Executive Director of WAPCAS, Ms Comfort Asamoah-Adu, urged journalists to educate the public to stop stigmatising PLHIV and TB patients to enable them open up for treatment with Antiretroviral (ARV) treatment.
She said this, when dealt with, will help stop the spread of HIV AIDS particularly the youth in the country
According to Comfort Asamoah-Adu, stigmatisation and discrimination against PLHIV and TB patients is still prevalent in certain communities, health facilities and among the general public, adding that the situation was causing the high defaulting rate among such affected persons who were refusing to access ARV treatment.
"This issue of stigma and discrimination keep eroding any successes that Ghana was making in the fight against HIV, especially among key population and hence we need to ensure that it stops to reduce the high defaulting rate and associated deaths," she added.
The Executive Director of WAPCAS said it was worrying that in this age people still had negative perceptions of how HIV and TB was contracted indicating that, "as soon as people get to know of someone's positive status they begin to disassociate with the person and tag him or her as promiscuous and this has generated a lot of stigma in the system."
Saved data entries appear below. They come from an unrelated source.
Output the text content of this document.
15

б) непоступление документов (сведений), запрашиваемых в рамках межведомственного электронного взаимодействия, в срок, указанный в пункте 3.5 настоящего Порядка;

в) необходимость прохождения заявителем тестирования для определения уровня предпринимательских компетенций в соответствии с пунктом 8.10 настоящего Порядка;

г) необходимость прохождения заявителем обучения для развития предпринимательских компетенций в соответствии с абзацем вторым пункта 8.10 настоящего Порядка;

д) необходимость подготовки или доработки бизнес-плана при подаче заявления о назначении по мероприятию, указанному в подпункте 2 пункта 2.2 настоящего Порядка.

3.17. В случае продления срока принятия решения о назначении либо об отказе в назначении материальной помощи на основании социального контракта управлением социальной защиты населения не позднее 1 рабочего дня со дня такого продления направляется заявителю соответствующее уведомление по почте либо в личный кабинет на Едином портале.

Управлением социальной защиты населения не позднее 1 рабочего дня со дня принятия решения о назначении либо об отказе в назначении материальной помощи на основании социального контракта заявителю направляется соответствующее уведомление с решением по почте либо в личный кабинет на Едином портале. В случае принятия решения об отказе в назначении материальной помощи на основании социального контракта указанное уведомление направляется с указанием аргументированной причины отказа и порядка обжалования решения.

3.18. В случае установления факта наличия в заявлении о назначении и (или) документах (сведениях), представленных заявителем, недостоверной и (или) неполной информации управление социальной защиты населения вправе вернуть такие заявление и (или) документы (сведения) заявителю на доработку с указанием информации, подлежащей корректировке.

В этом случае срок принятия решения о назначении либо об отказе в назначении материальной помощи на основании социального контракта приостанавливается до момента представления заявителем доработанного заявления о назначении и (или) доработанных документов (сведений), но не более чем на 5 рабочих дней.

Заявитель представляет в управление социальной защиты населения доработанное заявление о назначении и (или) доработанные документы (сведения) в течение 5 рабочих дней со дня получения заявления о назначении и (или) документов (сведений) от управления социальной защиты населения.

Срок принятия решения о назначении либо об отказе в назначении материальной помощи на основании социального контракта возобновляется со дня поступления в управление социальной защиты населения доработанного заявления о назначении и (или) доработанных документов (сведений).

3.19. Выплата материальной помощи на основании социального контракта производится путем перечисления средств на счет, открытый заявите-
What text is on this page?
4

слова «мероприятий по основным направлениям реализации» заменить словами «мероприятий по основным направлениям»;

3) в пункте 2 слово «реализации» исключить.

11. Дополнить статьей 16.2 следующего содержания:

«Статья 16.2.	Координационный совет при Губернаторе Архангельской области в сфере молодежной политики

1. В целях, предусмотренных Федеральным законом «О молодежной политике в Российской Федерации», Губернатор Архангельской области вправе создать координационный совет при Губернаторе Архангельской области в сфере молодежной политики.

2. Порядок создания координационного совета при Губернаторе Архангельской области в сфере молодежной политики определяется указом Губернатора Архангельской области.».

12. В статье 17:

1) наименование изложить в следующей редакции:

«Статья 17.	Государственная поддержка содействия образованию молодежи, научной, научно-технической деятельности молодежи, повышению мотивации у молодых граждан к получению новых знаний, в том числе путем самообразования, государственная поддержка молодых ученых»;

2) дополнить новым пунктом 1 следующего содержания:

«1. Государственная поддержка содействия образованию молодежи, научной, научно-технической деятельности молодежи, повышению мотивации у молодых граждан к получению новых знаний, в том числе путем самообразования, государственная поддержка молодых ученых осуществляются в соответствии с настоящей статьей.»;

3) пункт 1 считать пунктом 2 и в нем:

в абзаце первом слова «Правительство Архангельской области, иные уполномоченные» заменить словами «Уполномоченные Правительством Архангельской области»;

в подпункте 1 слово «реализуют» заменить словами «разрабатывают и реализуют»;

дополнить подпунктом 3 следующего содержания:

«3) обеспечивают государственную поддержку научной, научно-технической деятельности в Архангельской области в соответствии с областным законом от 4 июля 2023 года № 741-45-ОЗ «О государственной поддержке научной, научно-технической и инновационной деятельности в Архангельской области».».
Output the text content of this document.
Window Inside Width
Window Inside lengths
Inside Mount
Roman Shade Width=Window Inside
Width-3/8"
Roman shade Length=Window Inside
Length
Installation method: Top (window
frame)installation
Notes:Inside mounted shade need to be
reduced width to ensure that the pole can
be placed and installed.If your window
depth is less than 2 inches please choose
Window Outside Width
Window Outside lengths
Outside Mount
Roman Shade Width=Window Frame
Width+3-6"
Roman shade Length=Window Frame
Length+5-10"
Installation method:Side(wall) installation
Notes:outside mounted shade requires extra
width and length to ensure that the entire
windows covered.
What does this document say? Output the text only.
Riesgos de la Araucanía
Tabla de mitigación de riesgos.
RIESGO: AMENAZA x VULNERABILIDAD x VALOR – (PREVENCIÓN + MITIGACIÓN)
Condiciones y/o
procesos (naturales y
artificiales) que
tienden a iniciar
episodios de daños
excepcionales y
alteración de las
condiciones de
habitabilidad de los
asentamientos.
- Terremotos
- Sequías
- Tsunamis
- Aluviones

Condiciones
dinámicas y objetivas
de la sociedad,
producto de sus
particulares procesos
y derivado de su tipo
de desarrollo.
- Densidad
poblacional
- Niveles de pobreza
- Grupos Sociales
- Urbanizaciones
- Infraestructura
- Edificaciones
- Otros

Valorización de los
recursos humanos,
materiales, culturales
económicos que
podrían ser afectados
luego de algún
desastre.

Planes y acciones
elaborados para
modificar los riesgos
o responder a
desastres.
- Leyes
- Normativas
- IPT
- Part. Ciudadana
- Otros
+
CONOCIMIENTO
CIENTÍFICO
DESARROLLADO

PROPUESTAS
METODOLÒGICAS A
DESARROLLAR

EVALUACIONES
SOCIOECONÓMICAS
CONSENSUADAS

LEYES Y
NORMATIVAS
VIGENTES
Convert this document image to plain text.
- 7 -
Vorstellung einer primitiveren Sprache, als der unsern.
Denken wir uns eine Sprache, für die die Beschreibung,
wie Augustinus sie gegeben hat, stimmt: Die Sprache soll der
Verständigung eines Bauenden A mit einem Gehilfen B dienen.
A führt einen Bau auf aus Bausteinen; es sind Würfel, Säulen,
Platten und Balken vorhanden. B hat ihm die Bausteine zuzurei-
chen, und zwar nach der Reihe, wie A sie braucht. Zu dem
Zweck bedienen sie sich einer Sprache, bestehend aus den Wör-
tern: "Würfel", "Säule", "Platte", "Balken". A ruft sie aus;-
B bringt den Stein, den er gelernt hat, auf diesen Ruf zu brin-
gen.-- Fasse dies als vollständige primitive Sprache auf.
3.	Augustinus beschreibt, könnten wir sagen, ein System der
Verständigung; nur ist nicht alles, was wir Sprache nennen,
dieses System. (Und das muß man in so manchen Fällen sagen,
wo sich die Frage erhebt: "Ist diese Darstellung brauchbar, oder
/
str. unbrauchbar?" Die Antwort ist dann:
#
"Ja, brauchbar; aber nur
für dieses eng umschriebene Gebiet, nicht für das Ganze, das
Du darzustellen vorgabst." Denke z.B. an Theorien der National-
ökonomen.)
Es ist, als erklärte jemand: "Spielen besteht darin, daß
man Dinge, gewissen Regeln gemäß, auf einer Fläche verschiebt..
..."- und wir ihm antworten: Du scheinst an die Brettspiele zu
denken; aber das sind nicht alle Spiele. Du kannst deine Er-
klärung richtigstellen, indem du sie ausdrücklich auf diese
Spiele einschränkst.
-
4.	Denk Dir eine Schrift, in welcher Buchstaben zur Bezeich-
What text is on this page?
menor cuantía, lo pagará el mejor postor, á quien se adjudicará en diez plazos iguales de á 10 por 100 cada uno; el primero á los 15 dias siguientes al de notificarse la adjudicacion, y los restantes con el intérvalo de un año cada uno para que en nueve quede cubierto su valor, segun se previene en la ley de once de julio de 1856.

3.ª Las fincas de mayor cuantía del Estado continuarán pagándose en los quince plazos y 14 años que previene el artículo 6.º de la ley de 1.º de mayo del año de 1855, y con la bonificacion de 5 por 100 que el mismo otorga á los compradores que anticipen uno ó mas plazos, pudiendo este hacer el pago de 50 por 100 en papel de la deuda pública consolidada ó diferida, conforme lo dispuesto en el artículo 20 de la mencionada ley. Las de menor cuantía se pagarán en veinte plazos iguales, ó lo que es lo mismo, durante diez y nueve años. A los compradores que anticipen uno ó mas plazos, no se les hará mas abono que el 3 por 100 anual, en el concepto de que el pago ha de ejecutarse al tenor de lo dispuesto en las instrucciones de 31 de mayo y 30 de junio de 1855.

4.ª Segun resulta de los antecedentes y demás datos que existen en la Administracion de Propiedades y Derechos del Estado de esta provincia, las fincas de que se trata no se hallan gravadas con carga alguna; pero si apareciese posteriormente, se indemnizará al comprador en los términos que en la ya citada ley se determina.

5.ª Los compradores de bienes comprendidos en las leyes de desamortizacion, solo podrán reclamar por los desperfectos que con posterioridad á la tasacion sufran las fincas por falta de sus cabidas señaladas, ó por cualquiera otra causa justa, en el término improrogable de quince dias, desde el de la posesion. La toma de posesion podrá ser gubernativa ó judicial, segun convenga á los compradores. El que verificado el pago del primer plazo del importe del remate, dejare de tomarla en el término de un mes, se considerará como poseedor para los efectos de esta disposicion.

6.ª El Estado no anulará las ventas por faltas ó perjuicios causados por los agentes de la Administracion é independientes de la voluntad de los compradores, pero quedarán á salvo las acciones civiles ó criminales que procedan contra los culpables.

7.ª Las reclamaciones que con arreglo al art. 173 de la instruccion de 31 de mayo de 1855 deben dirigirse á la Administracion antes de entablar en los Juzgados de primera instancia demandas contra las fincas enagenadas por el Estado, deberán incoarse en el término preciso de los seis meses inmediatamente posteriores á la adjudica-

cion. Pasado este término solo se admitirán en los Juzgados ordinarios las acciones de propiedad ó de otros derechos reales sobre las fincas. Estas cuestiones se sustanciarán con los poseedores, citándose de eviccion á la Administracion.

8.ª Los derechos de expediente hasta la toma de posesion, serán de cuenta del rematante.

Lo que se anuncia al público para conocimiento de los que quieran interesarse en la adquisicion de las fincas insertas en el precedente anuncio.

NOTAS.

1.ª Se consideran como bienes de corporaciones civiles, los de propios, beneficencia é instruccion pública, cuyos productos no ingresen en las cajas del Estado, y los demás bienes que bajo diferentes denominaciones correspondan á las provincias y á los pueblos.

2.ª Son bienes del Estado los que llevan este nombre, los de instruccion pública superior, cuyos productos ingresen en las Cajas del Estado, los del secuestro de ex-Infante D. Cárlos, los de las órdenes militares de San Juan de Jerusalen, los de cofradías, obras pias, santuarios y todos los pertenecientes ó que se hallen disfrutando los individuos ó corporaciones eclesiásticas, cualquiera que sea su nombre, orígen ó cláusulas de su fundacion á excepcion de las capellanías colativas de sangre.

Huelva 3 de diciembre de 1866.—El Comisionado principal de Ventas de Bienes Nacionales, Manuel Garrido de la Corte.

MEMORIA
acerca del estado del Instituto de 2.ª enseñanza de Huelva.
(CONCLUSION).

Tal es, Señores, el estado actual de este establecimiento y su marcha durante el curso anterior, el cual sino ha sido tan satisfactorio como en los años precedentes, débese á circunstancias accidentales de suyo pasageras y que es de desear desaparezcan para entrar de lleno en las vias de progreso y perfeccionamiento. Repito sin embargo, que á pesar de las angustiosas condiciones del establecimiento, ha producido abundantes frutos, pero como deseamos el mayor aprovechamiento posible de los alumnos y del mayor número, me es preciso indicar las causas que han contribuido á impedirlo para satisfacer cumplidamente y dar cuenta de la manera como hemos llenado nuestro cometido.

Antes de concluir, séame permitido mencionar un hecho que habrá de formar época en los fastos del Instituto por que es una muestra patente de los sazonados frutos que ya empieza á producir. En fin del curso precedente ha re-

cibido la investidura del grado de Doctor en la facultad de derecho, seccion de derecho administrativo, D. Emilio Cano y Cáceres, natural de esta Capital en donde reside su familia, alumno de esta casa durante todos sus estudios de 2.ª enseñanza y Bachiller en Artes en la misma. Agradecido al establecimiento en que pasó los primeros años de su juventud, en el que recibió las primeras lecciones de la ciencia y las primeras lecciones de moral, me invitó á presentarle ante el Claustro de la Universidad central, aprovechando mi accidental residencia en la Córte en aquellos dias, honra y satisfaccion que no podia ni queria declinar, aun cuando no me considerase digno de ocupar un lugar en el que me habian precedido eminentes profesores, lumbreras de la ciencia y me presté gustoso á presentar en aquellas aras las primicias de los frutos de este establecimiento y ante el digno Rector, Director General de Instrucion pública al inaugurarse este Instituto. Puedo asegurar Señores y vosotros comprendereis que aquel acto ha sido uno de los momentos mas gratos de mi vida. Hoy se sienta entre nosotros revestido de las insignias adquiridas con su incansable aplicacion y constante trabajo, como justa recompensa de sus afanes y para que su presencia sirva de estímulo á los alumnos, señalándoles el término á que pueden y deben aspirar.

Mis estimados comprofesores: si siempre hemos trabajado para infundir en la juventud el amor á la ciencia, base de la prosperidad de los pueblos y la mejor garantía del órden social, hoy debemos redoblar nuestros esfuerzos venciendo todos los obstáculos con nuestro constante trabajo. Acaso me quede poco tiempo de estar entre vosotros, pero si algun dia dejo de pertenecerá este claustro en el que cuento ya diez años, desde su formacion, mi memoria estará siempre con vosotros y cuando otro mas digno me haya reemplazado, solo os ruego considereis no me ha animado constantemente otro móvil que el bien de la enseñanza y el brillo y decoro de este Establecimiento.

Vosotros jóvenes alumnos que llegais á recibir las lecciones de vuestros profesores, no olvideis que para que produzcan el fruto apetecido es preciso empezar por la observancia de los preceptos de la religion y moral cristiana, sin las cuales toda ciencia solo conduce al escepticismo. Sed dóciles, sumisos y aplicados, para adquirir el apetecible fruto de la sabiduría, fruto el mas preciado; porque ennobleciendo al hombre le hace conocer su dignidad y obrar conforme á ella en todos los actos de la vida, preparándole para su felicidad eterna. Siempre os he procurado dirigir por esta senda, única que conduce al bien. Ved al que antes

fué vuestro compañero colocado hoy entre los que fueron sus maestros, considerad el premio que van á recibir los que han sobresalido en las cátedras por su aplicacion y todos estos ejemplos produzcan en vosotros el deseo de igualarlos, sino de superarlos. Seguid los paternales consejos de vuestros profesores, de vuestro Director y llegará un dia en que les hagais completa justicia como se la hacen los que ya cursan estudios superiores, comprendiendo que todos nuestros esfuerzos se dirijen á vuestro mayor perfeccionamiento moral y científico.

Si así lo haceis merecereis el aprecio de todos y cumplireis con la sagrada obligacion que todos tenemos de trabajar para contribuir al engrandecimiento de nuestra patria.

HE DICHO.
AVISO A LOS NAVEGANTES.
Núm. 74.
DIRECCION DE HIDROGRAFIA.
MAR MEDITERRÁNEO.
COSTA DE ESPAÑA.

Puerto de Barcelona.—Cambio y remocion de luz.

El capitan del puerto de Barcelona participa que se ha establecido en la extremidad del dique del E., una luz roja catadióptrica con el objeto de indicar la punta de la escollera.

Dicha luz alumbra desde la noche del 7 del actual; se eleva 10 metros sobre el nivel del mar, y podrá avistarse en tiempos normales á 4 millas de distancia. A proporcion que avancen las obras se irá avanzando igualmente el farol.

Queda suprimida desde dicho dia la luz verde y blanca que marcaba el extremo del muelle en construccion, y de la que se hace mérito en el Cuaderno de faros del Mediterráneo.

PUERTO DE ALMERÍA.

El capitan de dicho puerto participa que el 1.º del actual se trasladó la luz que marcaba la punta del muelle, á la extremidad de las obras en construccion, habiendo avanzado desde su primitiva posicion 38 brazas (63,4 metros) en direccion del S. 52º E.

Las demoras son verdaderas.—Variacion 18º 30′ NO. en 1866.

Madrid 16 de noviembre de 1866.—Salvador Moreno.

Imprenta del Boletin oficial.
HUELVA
Speaking at a media workshop held in Koforidua, she added that since 2002, they have been able to access the Global Fund to support health services for key populations, PLHIV and TB patients.
Ms Asamoah-Adu stressed that her outfit had carried out a lot of activities to help reduce stigma and discrimination and urged the media to support her outfit to reduce it further to enable the country achieve success in ending HIV by 2030.